Newswise — Aside from memory loss and cognitive impairments, often the most difficult aspect of caring for people with dementia is treating their disruptive changes in behavior.

With no reliable medications to treat them and limited information for caregivers regarding alternative therapies, these behavior changes are frequently the source of increased upset, stress and burden to families and often result in nursing home placement.

Now, with the help of a $1.7 million grant from the National Institutes of Health (National Institute of Nursing Research), researchers from the University of Michigan and Johns Hopkins University will work to address these difficulties by designing an easy-to-use, web-based tool that helps caregivers track, understand and treat the behavioral symptoms of dementia.

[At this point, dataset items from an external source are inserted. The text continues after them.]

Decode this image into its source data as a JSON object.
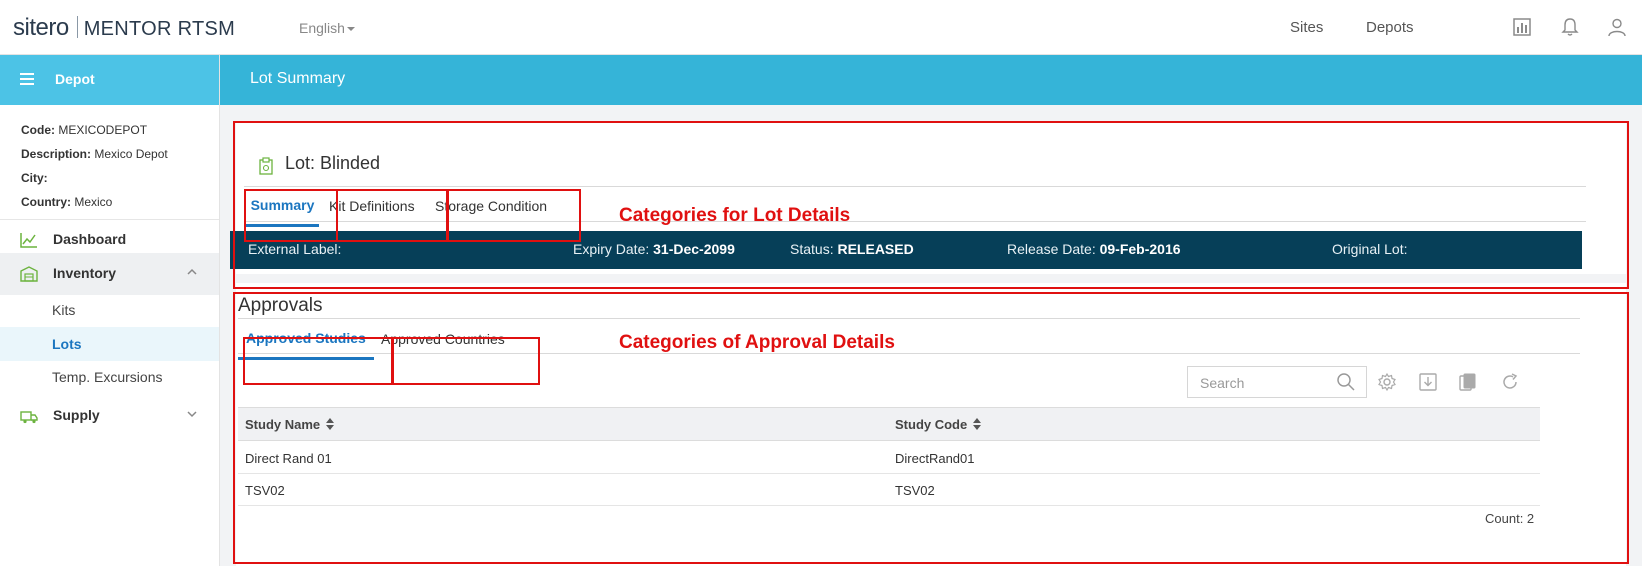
{
  "header": {
    "logo_brand": "sitero",
    "logo_product": "MENTOR RTSM",
    "language": "English",
    "nav": [
      "Sites",
      "Depots"
    ],
    "icons": [
      "reports-icon",
      "bell-icon",
      "user-icon"
    ]
  },
  "sidebar": {
    "title": "Depot",
    "info": {
      "code_label": "Code:",
      "code_value": "MEXICODEPOT",
      "description_label": "Description:",
      "description_value": "Mexico Depot",
      "city_label": "City:",
      "city_value": "",
      "country_label": "Country:",
      "country_value": "Mexico"
    },
    "items": [
      {
        "label": "Dashboard",
        "icon": "chart-line-icon"
      },
      {
        "label": "Inventory",
        "icon": "warehouse-icon",
        "expanded": true,
        "children": [
          "Kits",
          "Lots",
          "Temp. Excursions"
        ],
        "active_child": "Lots"
      },
      {
        "label": "Supply",
        "icon": "truck-icon",
        "expanded": false
      }
    ]
  },
  "page": {
    "title": "Lot Summary",
    "lot_title": "Lot: Blinded",
    "lot_tabs": [
      "Summary",
      "Kit Definitions",
      "Storage Condition"
    ],
    "active_lot_tab": "Summary",
    "info_strip": {
      "external_label": "External Label:",
      "expiry_label": "Expiry Date:",
      "expiry_value": "31-Dec-2099",
      "status_label": "Status:",
      "status_value": "RELEASED",
      "release_label": "Release Date:",
      "release_value": "09-Feb-2016",
      "original_label": "Original Lot:"
    },
    "approvals_title": "Approvals",
    "approval_tabs": [
      "Approved Studies",
      "Approved Countries"
    ],
    "active_approval_tab": "Approved Studies",
    "search_placeholder": "Search",
    "grid": {
      "columns": [
        "Study Name",
        "Study Code"
      ],
      "rows": [
        [
          "Direct Rand 01",
          "DirectRand01"
        ],
        [
          "TSV02",
          "TSV02"
        ]
      ],
      "count_text": "Count: 2"
    }
  },
  "annotations": {
    "lot_categories": "Categories for Lot Details",
    "approval_categories": "Categories of Approval Details",
    "color": "#e01010"
  },
  "colors": {
    "primary_blue": "#35b4d8",
    "sidebar_header": "#4cc3e6",
    "info_strip": "#063f58",
    "active_tab": "#1b76c0"
  }
}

Helen C. Kales, MD, associate professor of psychiatry at the University of Michigan Medical School and researcher at the VA Ann Arbor Healthcare System, and her collaborator Laura N. Gitlin, PhD, Director of the Center for Innovative Care in Aging at the Johns Hopkins University School of Nursing (JHUSON), will develop WeCare during the next three and half years, as part of a study called “An Innovative Caregiver Tool to Assess and Manage Behavioral Symptoms of Dementia.”

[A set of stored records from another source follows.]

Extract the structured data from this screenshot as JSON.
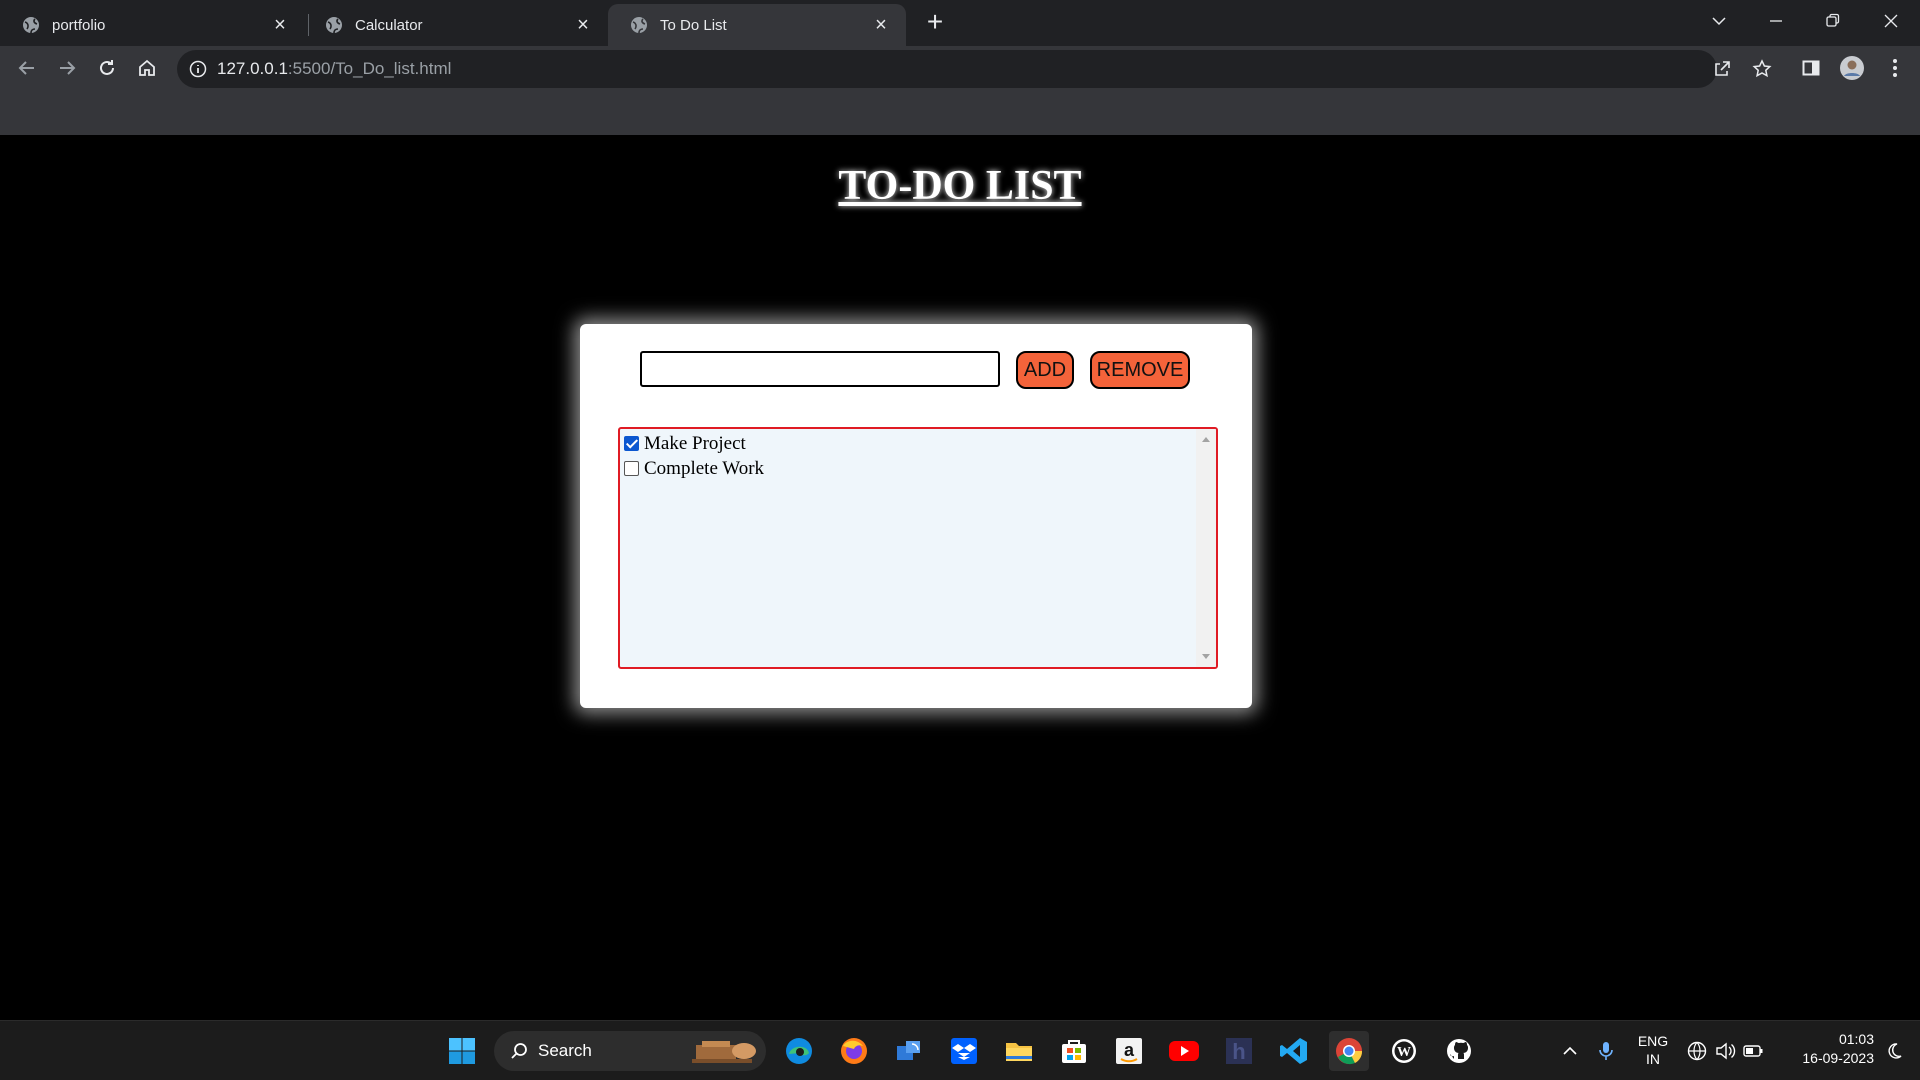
{
  "browser": {
    "tabs": [
      {
        "title": "portfolio",
        "active": false
      },
      {
        "title": "Calculator",
        "active": false
      },
      {
        "title": "To Do List",
        "active": true
      }
    ],
    "url_host": "127.0.0.1",
    "url_rest": ":5500/To_Do_list.html"
  },
  "page": {
    "title": "TO-DO LIST",
    "input_value": "",
    "add_label": "ADD",
    "remove_label": "REMOVE",
    "tasks": [
      {
        "label": "Make Project",
        "checked": true
      },
      {
        "label": "Complete Work",
        "checked": false
      }
    ],
    "colors": {
      "button": "#f4633a",
      "list_border": "#e01b24",
      "list_bg": "#eff6fb"
    }
  },
  "taskbar": {
    "search_label": "Search",
    "language": "ENG",
    "region": "IN",
    "time": "01:03",
    "date": "16-09-2023"
  }
}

“The goal is to make WeCare an easy-to-use resource for family caregivers that helps them better understand dementia and its contributing factors, and provides tailored strategies for in-home, non-pharmacologic behavior management,” Kales says.

“WeCare has potential to improve caregiver skills and the care of individuals with dementia who currently do not receive optimal behavioral management,” Gitlin adds.

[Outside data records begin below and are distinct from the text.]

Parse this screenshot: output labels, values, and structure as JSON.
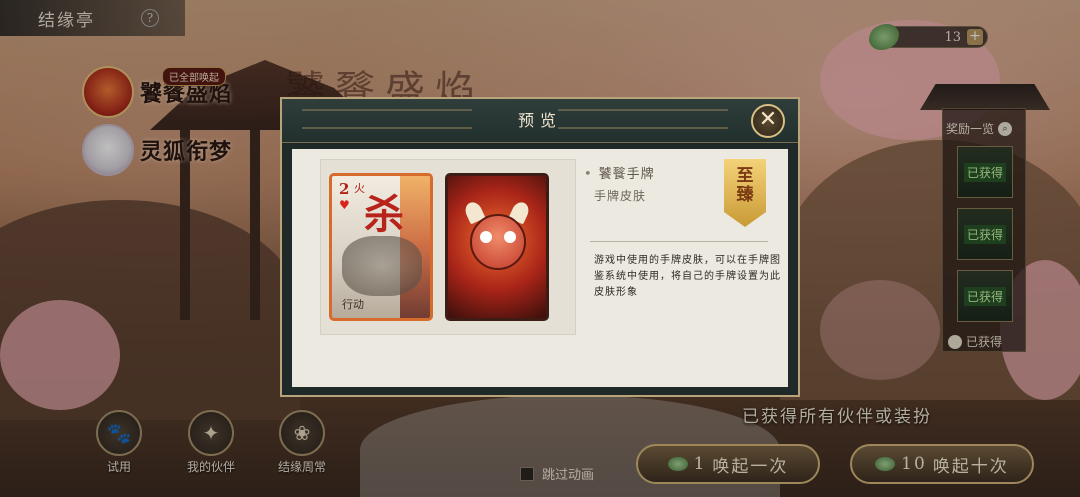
{
  "header": {
    "title": "结缘亭",
    "help_icon": "?"
  },
  "banners": [
    {
      "name": "饕餮盛焰",
      "tag": "已全部唤起"
    },
    {
      "name": "灵狐衔梦"
    }
  ],
  "background_title": "饕餮盛焰",
  "currency": {
    "count": "13",
    "plus": "+"
  },
  "reward_panel": {
    "title": "奖励一览",
    "slots": [
      "已获得",
      "已获得",
      "已获得"
    ],
    "footer": "已获得"
  },
  "modal": {
    "title": "预览",
    "close_label": "✕",
    "card": {
      "number": "2",
      "suit": "♥",
      "big_char": "杀",
      "small_char": "火",
      "action_text": "行动"
    },
    "item_name": "饕餮手牌",
    "item_type": "手牌皮肤",
    "badge": [
      "至",
      "臻"
    ],
    "description": "游戏中使用的手牌皮肤，可以在手牌图鉴系统中使用，将自己的手牌设置为此皮肤形象"
  },
  "bottom": {
    "obtained_all": "已获得所有伙伴或装扮",
    "buttons": [
      {
        "label": "试用",
        "icon": "🐾"
      },
      {
        "label": "我的伙伴",
        "icon": "✦"
      },
      {
        "label": "结缘周常",
        "icon": "❀"
      }
    ],
    "skip_label": "跳过动画",
    "summon_once": {
      "count": "1",
      "label": "唤起一次"
    },
    "summon_ten": {
      "count": "10",
      "label": "唤起十次"
    }
  },
  "colors": {
    "accent_gold": "#d2b47a",
    "modal_bg": "#ece9e1",
    "header_dark": "#22302d"
  }
}
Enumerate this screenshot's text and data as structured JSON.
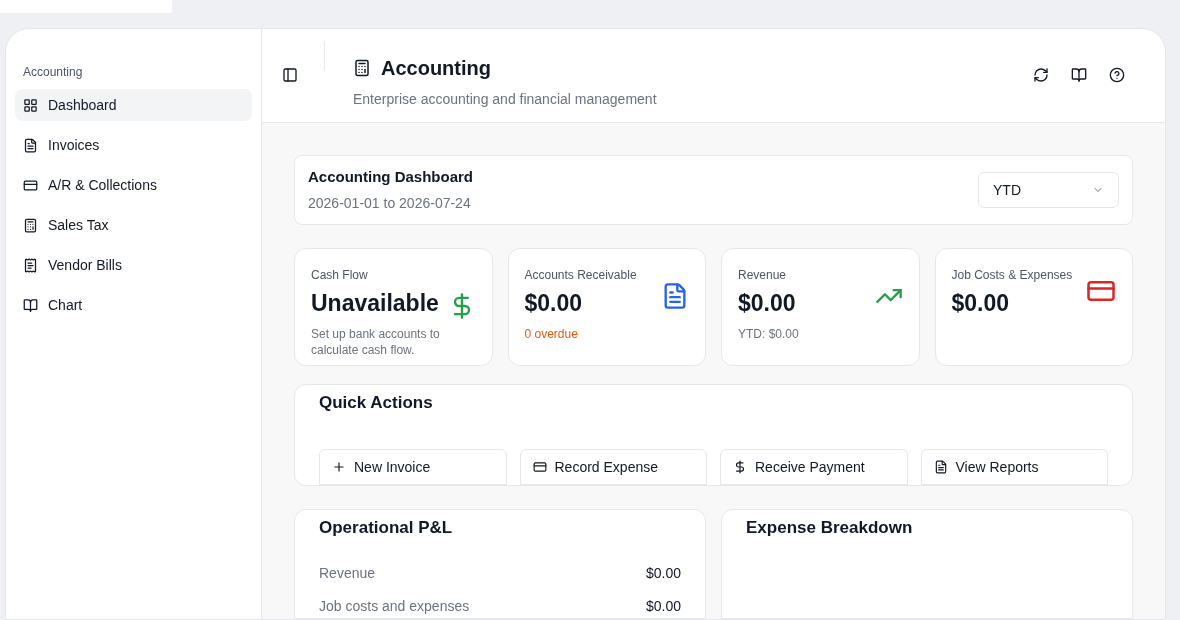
{
  "sidebar": {
    "group_label": "Accounting",
    "items": [
      {
        "label": "Dashboard",
        "selected": true
      },
      {
        "label": "Invoices",
        "selected": false
      },
      {
        "label": "A/R & Collections",
        "selected": false
      },
      {
        "label": "Sales Tax",
        "selected": false
      },
      {
        "label": "Vendor Bills",
        "selected": false
      },
      {
        "label": "Chart",
        "selected": false
      }
    ]
  },
  "header": {
    "title": "Accounting",
    "subtitle": "Enterprise accounting and financial management"
  },
  "dashboard": {
    "title": "Accounting Dashboard",
    "date_range": "2026-01-01 to 2026-07-24",
    "period": "YTD"
  },
  "stats": [
    {
      "label": "Cash Flow",
      "value": "Unavailable",
      "note": "Set up bank accounts to calculate cash flow.",
      "kind": "plain"
    },
    {
      "label": "Accounts Receivable",
      "value": "$0.00",
      "note": "0 overdue",
      "kind": "warning"
    },
    {
      "label": "Revenue",
      "value": "$0.00",
      "note": "YTD: $0.00",
      "kind": "plain"
    },
    {
      "label": "Job Costs & Expenses",
      "value": "$0.00"
    }
  ],
  "quick_actions": {
    "title": "Quick Actions",
    "buttons": [
      {
        "label": "New Invoice"
      },
      {
        "label": "Record Expense"
      },
      {
        "label": "Receive Payment"
      },
      {
        "label": "View Reports"
      }
    ]
  },
  "pnl": {
    "title": "Operational P&L",
    "rows": [
      {
        "label": "Revenue",
        "amount": "$0.00"
      },
      {
        "label": "Job costs and expenses",
        "amount": "$0.00"
      }
    ]
  },
  "expense_breakdown": {
    "title": "Expense Breakdown"
  }
}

Constantine Lyketsos, MD, chair of psychiatry and a geropsychiatrist at Johns Hopkins Bayview Medical Center, calls WeCare “an innovative tool to help families managing behavioral symptoms, one of the challenging aspects of care that is often not addressed in a physician’s office. The WeCare tool may help reduce caregiver stress and enhance quality of life of the person with dementia. More confident caregivers and more comfortable patients with dementia should mean improved care.” Quincy Miles Samus, PhD, of Hopkins’ Department of Psychiatry and Behavioral Sciences, also collaborated on the project.

Kales says the project is innovative in its involvement of key dementia stakeholders in the tool development process, use of state-of-the science technology, and a tailored, algorithmic approach to detecting and monitoring behaviors and selecting non-pharmacologic solutions.

Co-investigators From the University of Michigan: Lawrence An, Laura Struble, Daphne Watkins, Myra Kim.